Freshman year is mostly about getting used to being in college, learning new strategies for managing your time, and figuring out how much you can fit in around your studies. It’s not too early to get familiar with the resources that are available to prepare you for life after graduation, from campus career fairs to opportunities for personal growth and exploration. When you feel ready to take on challenges beyond those presented by your college classes, start finding ways to get more deeply involved in the campus community.
- Create a master resume file on your computer with all possible relevant experience on it.
- Draft a basic resume that you can customize for particular jobs by drawing on your master file. Ask for feedback on your resume from at least one person who only knows you professionally (Humanities Professional Resource Center staff, Career Services paraprofessional, networking contact or mentor, professor, academic advisor)
- Log on to Handshake and start getting filling out your profile.

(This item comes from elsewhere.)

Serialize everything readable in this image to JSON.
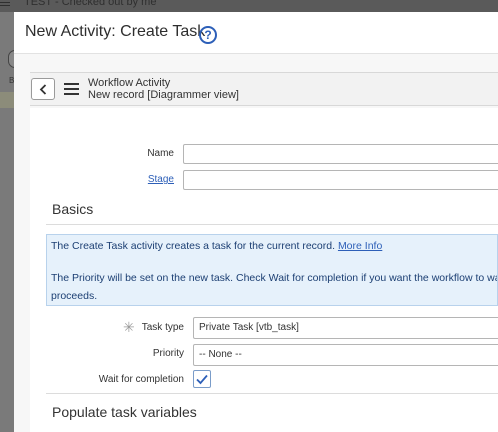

- Stop by the Humanities Professional Resource Center (105 Gregory Hall) and The Career Center
- pick up a schedule of events.
- look over the wall of handouts and grab a couple that are relevant to your interests.
- identify one helpful event or workshop and go to it. Walk through a Career Fair and chat with at least one recruiter, just to get familiar with the basic set-up and structure.
- pick up a schedule of events.
- Will you need to work while you’re in college? Get in the habit of regularly checking the places where part-time jobs and paid internships get posted: the Virtual Job Board, the Research Park Job Board, Handshake, and this very website. ALL work experience counts, but opportunities come up on these sites that will help you build professional skills.
- Try out some extracurricular activities. Go to Quad Day and see the range available to you. Think about the activities that were most meaningful and enjoyable to you in high school and think about ways to find those sources of satisfaction in college, while giving yourself time to explore new possibilities.
- Visit the Life & Career Design Lab. It’s a great way to begin the conversation about what happens after you graduate, even if you don’t yet have a destination or a plan.
- Look into ways to get work experience relevant to your career interests, including internships, volunteer work, and undergraduate research opportunities.
- Find a summer job (for the summer before sophomore year) that will expose you to new experiences or help you develop new skills. Summer work can help you explore fields you might be interested in and to learn some new skills, even if you’re not sure how you will use them later.
- If your career interests include writing and editing, identify at least one campus or community publication to get involved with.
- Consider the kind of off-campus experiences you want to have. Look into study abroad programs or Illinois in Washington, and talk to your academic advisor about how you might work a semester elsewhere into your program of study.
- Recognize your network and start to cultivate it. If you had meaningful work or volunteer experience in high school, stay in touch with your supervisor. If particular high school teachers influenced your decision to come to Illinois or study a particular area, email them over winter break to let them know how things are going. If family friends or a friend’s family works in a field that interests you, arrange a time to talk to them about their work.
- Go to office hours and make yourself known to your professors, as well as your TAs.
- As you develop new contacts (RSO leaders, work supervisors, volunteer coordinators), keep records with full contact information (full name with correct spelling, phone number, email address, name and address of organization). It will feel a little silly if the list is short, but you will add to it over the next four years and be glad to have all the information in one place.